BY THE MARITIME EXECUTIVE 06-26-2020 06:46:24
In late April, the Chinese government amended its law on the control of solid waste, including measures that clamp down even further on the importation of recycled materials from Western nations.
China was once the world’s biggest destination for exports of industrial and consumer wastes, including recycled paper, cardboard, plastics and scrap metal. For years, the plentiful empty boxes bound for the return journey from the U.S. West Coast to China could be filled with waste and shipped across the Pacific at low cost. However, given the poor image, low value and potentially polluting nature of these cargoes, the Chinese government began to limit their importation beginning in 2017. The new standards were strict enough that for a period, a substantial portion of the world’s scrap plastic and scrap paper lost a viable market and piled up near the source, forcing many local recycling programs to send their output to landfills. Some commodities diverted to alternative destinations with lower standards – notably Malaysia.
On April 29, China adopted a legal revision that requires its agencies to move gradually towards “zero” importation of solid wastes. It also raised the customs penalty for waste smuggling fivefold, setting a new upper limit of $700,000, and it makes ocean carriers jointly liable for infractions effective September 1. Previously, carriers were only responsible for the return the solid waste to the country of origin or the cost of its disposal if the importer could not be identified.
The new joint liability provision has led at least two carriers to reconsider their involvement in shipping wastes to China. In May, number-two carrier MSC said that it would stop accepting all solid waste cargoes bound for China effective June 1 in order to ensure compliance in advance of the rule’s implementation. On June 12, Hapag-Lloyd followed suit, cautioning its customers that it will not accept any China-bound solid waste cargoes – including scrap metal – with arrival dates on or after September 1.

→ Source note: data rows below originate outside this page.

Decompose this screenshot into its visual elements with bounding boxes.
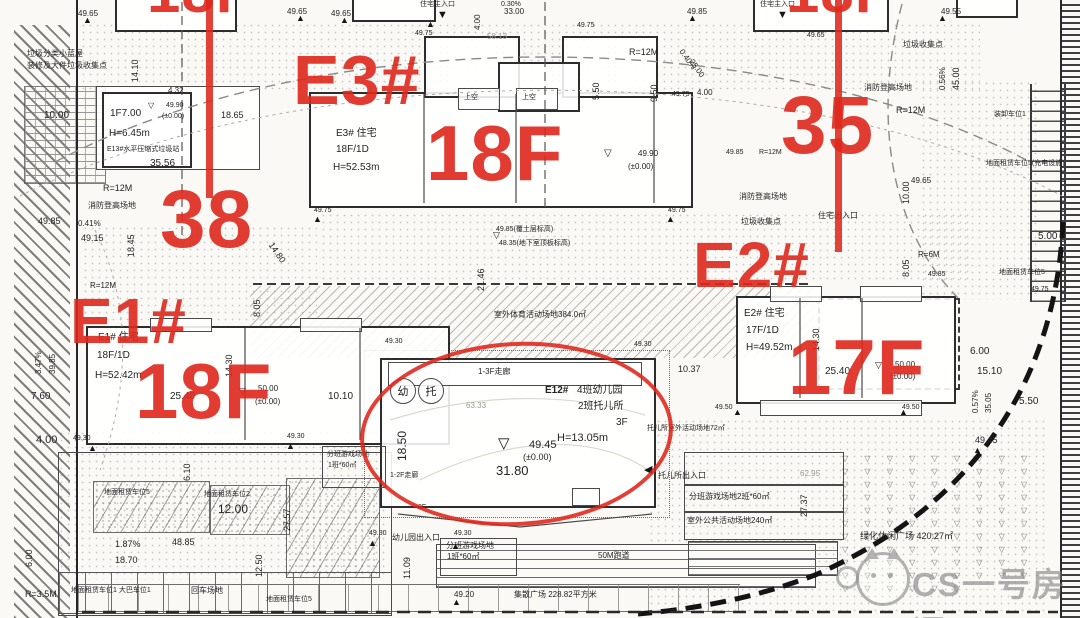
dim-label: 49.30 <box>634 341 652 348</box>
site-label: 上空 <box>522 94 536 101</box>
dim-label: R=12M <box>629 48 658 57</box>
dim-label: 62.95 <box>800 470 820 478</box>
site-label: 回车场地 <box>191 587 223 595</box>
dim-label: 27.37 <box>800 494 809 517</box>
elevation-marker-icon: ▲ <box>426 20 435 29</box>
site-label: 绿化休闲广场 420.27㎡ <box>860 532 953 541</box>
red-partial-label-top-right: 18F <box>786 0 892 19</box>
dim-label: 3.47% <box>35 351 43 374</box>
site-label: 室外体育活动场地384.0㎡ <box>494 311 586 319</box>
dim-label: R=12M <box>759 149 782 156</box>
dim-label: R=3.5M <box>25 590 57 599</box>
dim-label: 49.75 <box>672 91 690 98</box>
red-label-e3-floors: 18F <box>426 118 563 190</box>
e3-height-label: H=52.53m <box>333 163 379 174</box>
dim-label: 5.00 <box>1038 232 1057 243</box>
watermark-text: CS一号房评 <box>912 558 1080 618</box>
dim-label: 4.00 <box>697 89 713 97</box>
dim-label: 39.85 <box>49 354 57 374</box>
e2-height-label: H=49.52m <box>746 343 792 354</box>
entrance-marker-icon: ▼ <box>437 10 448 21</box>
site-label: 装修及大件垃圾收集点 <box>27 62 107 70</box>
elevation-marker-icon: ▲ <box>973 446 982 455</box>
dim-label: 35.05 <box>985 393 993 413</box>
elevation-marker-icon: ▲ <box>368 539 377 548</box>
elevation-marker-icon: ▲ <box>688 14 697 23</box>
dim-label: 49.75 <box>415 30 433 37</box>
dim-label: R=6M <box>918 251 940 259</box>
dim-label: 6.00 <box>970 347 989 358</box>
site-label: 垃圾收集点 <box>741 218 781 226</box>
dim-label: 10.00 <box>44 111 69 122</box>
dim-label: R=12M <box>103 184 132 193</box>
elevation-marker-icon: ▲ <box>451 542 460 551</box>
dim-label: 8.05 <box>902 259 911 277</box>
dim-label: 4.00 <box>474 14 482 30</box>
site-label: 室外公共活动场地240㎡ <box>687 517 772 525</box>
site-label: 1班*60㎡ <box>328 462 356 469</box>
elevation-marker-icon: ▲ <box>296 14 305 23</box>
dim-label: 6.10 <box>183 463 192 481</box>
site-label: 消防登高场地 <box>88 202 136 210</box>
dim-label: 49.90 <box>166 102 184 109</box>
e13-name-label: E13#水平压缩式垃圾站 <box>107 146 179 153</box>
site-label: 地面租赁车位5(充电设施) <box>986 160 1065 167</box>
e13-height-label: H=6.45m <box>109 129 150 140</box>
e13-floor-label: 1F7.00 <box>110 109 141 120</box>
dim-label: 14.10 <box>131 59 140 82</box>
watermark-cat-logo-icon <box>856 552 910 606</box>
dim-label: 0.57% <box>972 390 980 413</box>
site-label: 幼儿园出入口 <box>392 534 440 542</box>
dim-label: 12.50 <box>255 554 264 577</box>
dim-label: 49.30 <box>287 433 305 440</box>
site-label: 集散广场 228.82平方米 <box>514 591 597 599</box>
dim-label: 49.65 <box>911 177 931 185</box>
e3-name-label: E3# 住宅 <box>336 129 377 140</box>
red-label-e1-floors: 18F <box>135 356 272 428</box>
dim-label: 33.00 <box>504 8 524 16</box>
dim-label: 49.65 <box>807 32 825 39</box>
dim-label: 18.70 <box>115 556 138 565</box>
cat-ear-icon <box>887 548 901 559</box>
elevation-marker-icon: ▲ <box>88 444 97 453</box>
red-label-e3: E3# <box>293 48 421 112</box>
dim-label: 49.85 <box>928 271 946 278</box>
dim-label: 49.30 <box>385 338 403 345</box>
dim-label: 8.05 <box>253 299 262 317</box>
elevation-marker-icon: ▲ <box>313 215 322 224</box>
dim-label: 49.85 <box>726 149 744 156</box>
red-label-e2: E2# <box>693 236 810 295</box>
red-label-e1: E1# <box>70 292 187 351</box>
dim-label: 11.09 <box>403 557 412 579</box>
dim-label: 48.85 <box>172 538 195 547</box>
dim-label: 7.60 <box>31 392 50 403</box>
dim-label: 18.45 <box>127 234 136 257</box>
dim-label: 0.30% <box>501 1 521 8</box>
site-label: 托儿所出入口 <box>658 472 706 480</box>
dim-label: 4.32 <box>168 87 184 95</box>
dim-label: 18.65 <box>221 111 244 120</box>
dim-label: 49.75 <box>1031 286 1049 293</box>
cat-eye-icon <box>871 573 876 578</box>
dim-label: 21.46 <box>477 268 486 291</box>
elevation-marker-icon: ▲ <box>666 215 675 224</box>
dim-label: 5.50 <box>592 82 601 100</box>
dim-label: 49.30 <box>369 530 387 537</box>
cat-eye-icon <box>888 573 893 578</box>
dim-label: 49.30 <box>454 530 472 537</box>
site-label: 地面租赁车位2 <box>204 491 250 498</box>
datum-marker-icon: ▽ <box>604 149 612 159</box>
dim-label: 0.41% <box>78 220 101 228</box>
elevation-marker-icon: ▲ <box>83 16 92 25</box>
elevation-marker-icon: ▲ <box>733 408 742 417</box>
e2-name-label: E2# 住宅 <box>744 309 785 320</box>
dim-label: 27.57 <box>283 508 292 531</box>
red-partial-label-top-left: 18F <box>147 0 253 19</box>
e2-floors-label: 17F/1D <box>746 326 779 337</box>
dim-label: 49.90 <box>638 150 658 158</box>
dim-label: 10.00 <box>902 181 911 204</box>
dim-label: R=12M <box>896 106 925 115</box>
elevation-marker-icon: ▲ <box>286 442 295 451</box>
datum-marker-icon: ▽ <box>148 102 154 110</box>
site-label: 垃圾分类小蓝屋 <box>27 50 83 58</box>
elevation-marker-icon: ▲ <box>938 14 947 23</box>
red-label-e2-floors: 17F <box>788 332 925 404</box>
dim-label: 49.50 <box>715 404 733 411</box>
red-label-35: 35 <box>781 88 874 163</box>
red-label-38: 38 <box>160 182 253 257</box>
dim-label: (±0.00) <box>162 113 184 120</box>
dim-label: 10.10 <box>328 392 353 403</box>
red-annotation-line <box>206 0 213 198</box>
dim-label: 49.15 <box>81 234 104 243</box>
cat-ear-icon <box>865 548 879 559</box>
site-label: 50M跑道 <box>598 552 630 560</box>
dim-label: 12.00 <box>218 503 248 516</box>
dim-label: (±0.00) <box>628 163 653 171</box>
datum-marker-icon: ▽ <box>493 231 500 240</box>
dim-label: 9.50 <box>650 84 659 102</box>
site-label: 装卸车位1 <box>994 111 1026 118</box>
e3-floors-label: 18F/1D <box>336 145 369 156</box>
dim-label: 58.13 <box>487 33 507 41</box>
dim-label: 45.00 <box>952 67 961 90</box>
site-label: 消防登高场地 <box>739 193 787 201</box>
dim-label: 49.85 <box>38 217 61 226</box>
site-label: 上空 <box>464 94 478 101</box>
dim-label: 1.87% <box>115 540 141 549</box>
site-label: 垃圾收集点 <box>903 41 943 49</box>
elevation-marker-icon: ▲ <box>340 16 349 25</box>
dim-label: 48.35(地下室顶板标高) <box>499 240 570 247</box>
site-label: 地面租赁车位5 <box>266 596 312 603</box>
dim-label: 15.10 <box>977 367 1002 378</box>
dim-label: 0.56% <box>939 67 947 90</box>
dim-label: 5.50 <box>1019 397 1038 408</box>
dim-label: 6.00 <box>25 549 34 567</box>
site-label: 地面租赁车位5 <box>999 269 1045 276</box>
dim-label: 49.85(覆土层标高) <box>496 226 553 233</box>
site-label: 分班游戏场地2班*60㎡ <box>689 493 769 501</box>
dim-label: 10.37 <box>678 365 701 374</box>
site-plan-drawing: 幼 托 49.65 14.10 4.32 18.65 49.90 (±0.00)… <box>0 0 1080 618</box>
dim-label: 4.00 <box>36 435 57 447</box>
dim-label: 35.56 <box>150 159 175 170</box>
dim-label: 49.30 <box>73 435 91 442</box>
site-label: 住宅主入口 <box>420 1 455 8</box>
elevation-marker-icon: ▲ <box>452 598 461 607</box>
site-label: 地面租赁车位5 <box>104 489 150 496</box>
site-label: 1班*60㎡ <box>447 553 479 561</box>
site-label: 地面租赁车位1 大巴车位1 <box>71 587 151 594</box>
dim-label: 49.75 <box>577 22 595 29</box>
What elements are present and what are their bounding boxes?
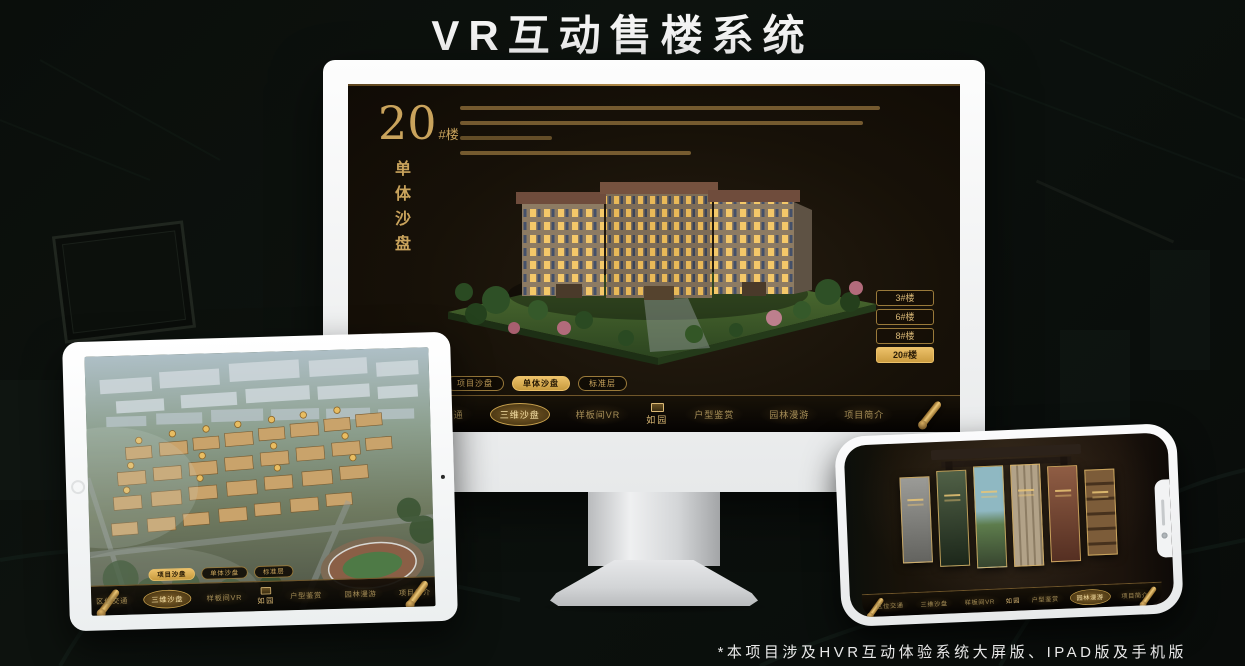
nav-item-garden-roam[interactable]: 园林漫游 — [1069, 588, 1110, 605]
tablet-subtab-single-sandtable[interactable]: 单体沙盘 — [201, 566, 248, 579]
nav-item-floorplans[interactable]: 户型鉴赏 — [282, 586, 329, 604]
tablet-subtab-project-sandtable[interactable]: 项目沙盘 — [148, 568, 195, 581]
screen-top-accent-line — [348, 84, 960, 86]
scene-card[interactable] — [899, 477, 933, 564]
building-headline: 20#楼 — [378, 100, 459, 146]
building-3d-viewport[interactable] — [444, 142, 882, 382]
phone-notch — [1154, 479, 1172, 558]
page-title: VR互动售楼系统 — [0, 2, 1245, 63]
brand-logo: 如园 — [1005, 595, 1020, 604]
floor-button-6[interactable]: 6#楼 — [876, 309, 934, 325]
scene-card-gallery — [899, 461, 1118, 572]
tablet-camera-icon — [441, 474, 445, 478]
background-plaque — [52, 220, 196, 343]
subtab-standard-floor[interactable]: 标准层 — [578, 376, 627, 391]
scene-card[interactable] — [936, 470, 970, 567]
phone-device: 区位交通 三维沙盘 样板间VR 如园 户型鉴赏 园林漫游 项目简介 — [834, 423, 1184, 627]
nav-item-location[interactable]: 区位交通 — [88, 592, 135, 610]
scene-card[interactable] — [1047, 465, 1081, 562]
nav-item-project-intro[interactable]: 项目简介 — [835, 404, 893, 425]
brand-logo-text: 如园 — [257, 595, 275, 606]
brand-logo: 如园 — [646, 403, 668, 426]
floor-button-20[interactable]: 20#楼 — [876, 347, 934, 363]
sandtable-subtabs: 项目沙盘 单体沙盘 标准层 — [446, 376, 627, 391]
nav-item-showroom-vr[interactable]: 样板间VR — [958, 593, 1001, 609]
tablet-device: 项目沙盘 单体沙盘 标准层 区位交通 三维沙盘 样板间VR 如园 户型鉴赏 园林… — [62, 332, 458, 632]
nav-item-3d-sandtable[interactable]: 三维沙盘 — [143, 589, 192, 609]
building-number-suffix: #楼 — [439, 127, 459, 142]
navbar-items: 区位交通 三维沙盘 样板间VR 如园 户型鉴赏 园林漫游 项目简介 — [88, 582, 435, 610]
stage: VR互动售楼系统 20#楼 单体沙盘 — [0, 0, 1245, 666]
brand-seal-icon — [651, 403, 664, 412]
building-3d-model — [444, 142, 882, 382]
navbar-items: 区位交通 三维沙盘 样板间VR 如园 户型鉴赏 园林漫游 项目简介 — [415, 403, 894, 426]
scene-card[interactable] — [1084, 469, 1118, 556]
brand-seal-icon — [260, 587, 271, 594]
text-line — [460, 106, 880, 110]
floor-button-8[interactable]: 8#楼 — [876, 328, 934, 344]
nav-item-3d-sandtable[interactable]: 三维沙盘 — [490, 403, 550, 426]
brand-logo-text: 如园 — [646, 413, 668, 426]
nav-item-location[interactable]: 区位交通 — [870, 597, 910, 613]
nav-item-garden-roam[interactable]: 园林漫游 — [337, 585, 384, 603]
tablet-home-button[interactable] — [71, 479, 85, 493]
phone-screen[interactable]: 区位交通 三维沙盘 样板间VR 如园 户型鉴赏 园林漫游 项目简介 — [844, 432, 1175, 617]
tablet-subtab-standard-floor[interactable]: 标准层 — [254, 565, 294, 578]
text-line — [460, 121, 863, 125]
text-line — [460, 136, 552, 140]
subtab-single-sandtable[interactable]: 单体沙盘 — [512, 376, 570, 391]
brand-logo-text: 如园 — [1005, 595, 1020, 604]
building-number: 20 — [378, 96, 437, 150]
nav-item-showroom-vr[interactable]: 样板间VR — [567, 404, 630, 425]
nav-item-showroom-vr[interactable]: 样板间VR — [199, 588, 249, 606]
nav-item-garden-roam[interactable]: 园林漫游 — [760, 404, 818, 425]
phone-speaker-icon — [1161, 499, 1165, 525]
scene-card[interactable] — [973, 466, 1007, 569]
scene-card[interactable] — [1010, 464, 1044, 567]
menu-scroll-button[interactable] — [919, 400, 943, 428]
monitor-stand-neck — [588, 492, 720, 566]
floor-button-group: 3#楼 6#楼 8#楼 20#楼 — [876, 290, 934, 363]
tablet-screen[interactable]: 项目沙盘 单体沙盘 标准层 区位交通 三维沙盘 样板间VR 如园 户型鉴赏 园林… — [84, 347, 435, 616]
nav-item-floorplans[interactable]: 户型鉴赏 — [1025, 591, 1065, 607]
brand-logo: 如园 — [257, 587, 275, 606]
building-subtitle-vertical: 单体沙盘 — [388, 160, 412, 260]
nav-item-floorplans[interactable]: 户型鉴赏 — [685, 404, 743, 425]
footnote-text: *本项目涉及HVR互动体验系统大屏版、IPAD版及手机版 — [718, 641, 1187, 662]
phone-camera-icon — [1161, 532, 1167, 538]
subtab-project-sandtable[interactable]: 项目沙盘 — [446, 376, 504, 391]
floor-button-3[interactable]: 3#楼 — [876, 290, 934, 306]
nav-item-3d-sandtable[interactable]: 三维沙盘 — [914, 595, 954, 611]
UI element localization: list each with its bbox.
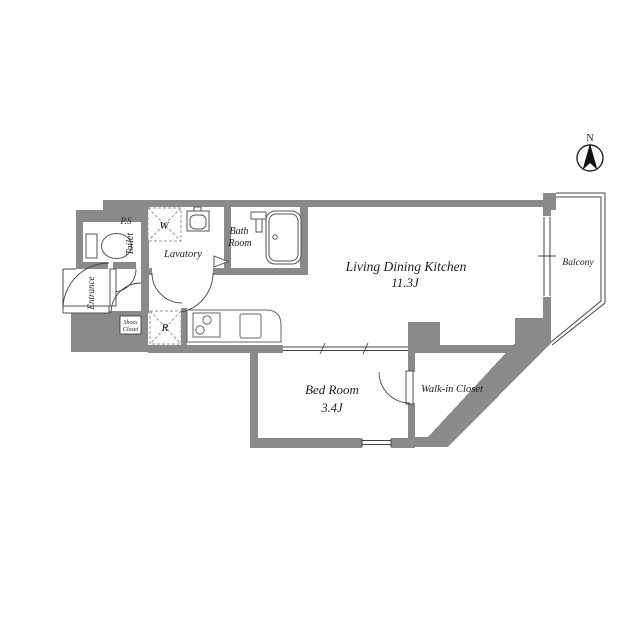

Other nations are also pushing back on recycled waste imports, particularly plastics. Malaysia banned the importation of plastic wate in early 2019, and in January 2020 it shipped about 150 illegal waste cargoes back to the country of origin. “Our position is very firm. We just want to send back [the waste] and we just want to give a message that Malaysia is not the dumping site of the world,” environment minister Yeo Bee Yin told reporters at a January press conference.